Saturday, March 25, 2006

Computer frailties

Finished Transmission. Captivating book. The latter half is truly gripping. I enjoyed it because of its very contemporary plot juxtaposing human dreams with the reality of capricious computers and their frailties. Do take a look at what Walter Kirn writes in NYT:
“The fact that all contemporary fiction is now, by definition, historical fiction is hard to deny, but it's much, much harder to face, of course -- particularly for talented young novelists, like Britain's Hari Kunzru, who don't want to cede the present entirely to cable news personalities and Internet posters. Kunzru -- who turned down a prize for his first novel because he felt the London newspaper that sponsored it, The Mail on Sunday, had ''pursued an editorial policy of vilifying and demonizing refugees and asylum-seekers,'' and who went on to win a spot on Granta magazine's prestigious list of the best young British novelists -- is as up-to-date as writers come, with interests in technology, pop culture and the economics of globalization. If anyone deserves a shot at breaching the literary space-time continuum and doing what logic says can't be done, it's Kunzru.

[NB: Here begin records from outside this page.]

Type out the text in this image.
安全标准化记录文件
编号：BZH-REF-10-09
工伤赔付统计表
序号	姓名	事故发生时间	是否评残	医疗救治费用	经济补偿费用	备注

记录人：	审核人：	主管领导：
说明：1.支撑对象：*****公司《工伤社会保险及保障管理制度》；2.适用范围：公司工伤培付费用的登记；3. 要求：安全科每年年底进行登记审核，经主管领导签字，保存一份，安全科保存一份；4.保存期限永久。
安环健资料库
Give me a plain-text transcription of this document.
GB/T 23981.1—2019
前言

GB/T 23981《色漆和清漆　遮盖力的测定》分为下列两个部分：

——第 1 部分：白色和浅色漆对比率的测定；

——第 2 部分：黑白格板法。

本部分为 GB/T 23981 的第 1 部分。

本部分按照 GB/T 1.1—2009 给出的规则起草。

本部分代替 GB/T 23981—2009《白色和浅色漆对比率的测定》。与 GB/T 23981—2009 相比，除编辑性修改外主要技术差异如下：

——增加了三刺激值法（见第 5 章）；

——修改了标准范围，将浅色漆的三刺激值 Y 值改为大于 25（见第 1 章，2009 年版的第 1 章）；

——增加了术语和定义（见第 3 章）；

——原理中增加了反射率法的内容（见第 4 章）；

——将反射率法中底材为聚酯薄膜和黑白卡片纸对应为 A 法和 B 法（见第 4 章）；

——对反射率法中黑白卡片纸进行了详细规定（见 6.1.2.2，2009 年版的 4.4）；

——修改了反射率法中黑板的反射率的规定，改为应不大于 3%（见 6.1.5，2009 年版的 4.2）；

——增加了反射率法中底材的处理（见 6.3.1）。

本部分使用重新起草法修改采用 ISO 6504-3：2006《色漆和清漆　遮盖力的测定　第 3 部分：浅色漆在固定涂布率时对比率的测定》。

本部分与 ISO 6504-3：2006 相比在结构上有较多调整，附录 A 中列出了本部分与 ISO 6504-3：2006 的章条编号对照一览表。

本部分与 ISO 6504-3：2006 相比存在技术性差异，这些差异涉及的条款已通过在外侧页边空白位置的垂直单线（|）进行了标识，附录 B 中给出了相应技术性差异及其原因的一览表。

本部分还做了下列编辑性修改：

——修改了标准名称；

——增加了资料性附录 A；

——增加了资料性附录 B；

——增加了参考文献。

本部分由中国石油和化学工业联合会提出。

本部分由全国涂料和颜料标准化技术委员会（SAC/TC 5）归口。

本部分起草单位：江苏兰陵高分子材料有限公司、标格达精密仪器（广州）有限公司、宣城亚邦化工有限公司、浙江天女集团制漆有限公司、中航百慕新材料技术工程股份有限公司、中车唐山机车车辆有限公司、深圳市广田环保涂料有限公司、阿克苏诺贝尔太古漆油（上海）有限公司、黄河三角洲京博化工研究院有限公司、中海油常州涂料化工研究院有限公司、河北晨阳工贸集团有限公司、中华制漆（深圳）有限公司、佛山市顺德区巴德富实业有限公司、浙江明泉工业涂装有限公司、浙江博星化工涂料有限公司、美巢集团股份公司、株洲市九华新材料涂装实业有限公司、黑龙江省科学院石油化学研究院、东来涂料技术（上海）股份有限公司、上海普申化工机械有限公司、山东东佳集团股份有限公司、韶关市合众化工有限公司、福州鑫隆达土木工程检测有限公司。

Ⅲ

''Transmission'' is his brave attempt. Making this exercise in timeliness even tougher than it has to be, the novel revolves around computers, which become obsolete even faster than morning papers. Even when they're hooked up to the Web and continually fed with software updates, computers now go to seed within a year, but put them into the pages of a novel, away from their modems, and the things are stillborn. A plot formed around their latest capabilities and influenced by their current limitations is irrelevant by the time the pages are spell-checked. It's science fiction in reverse.”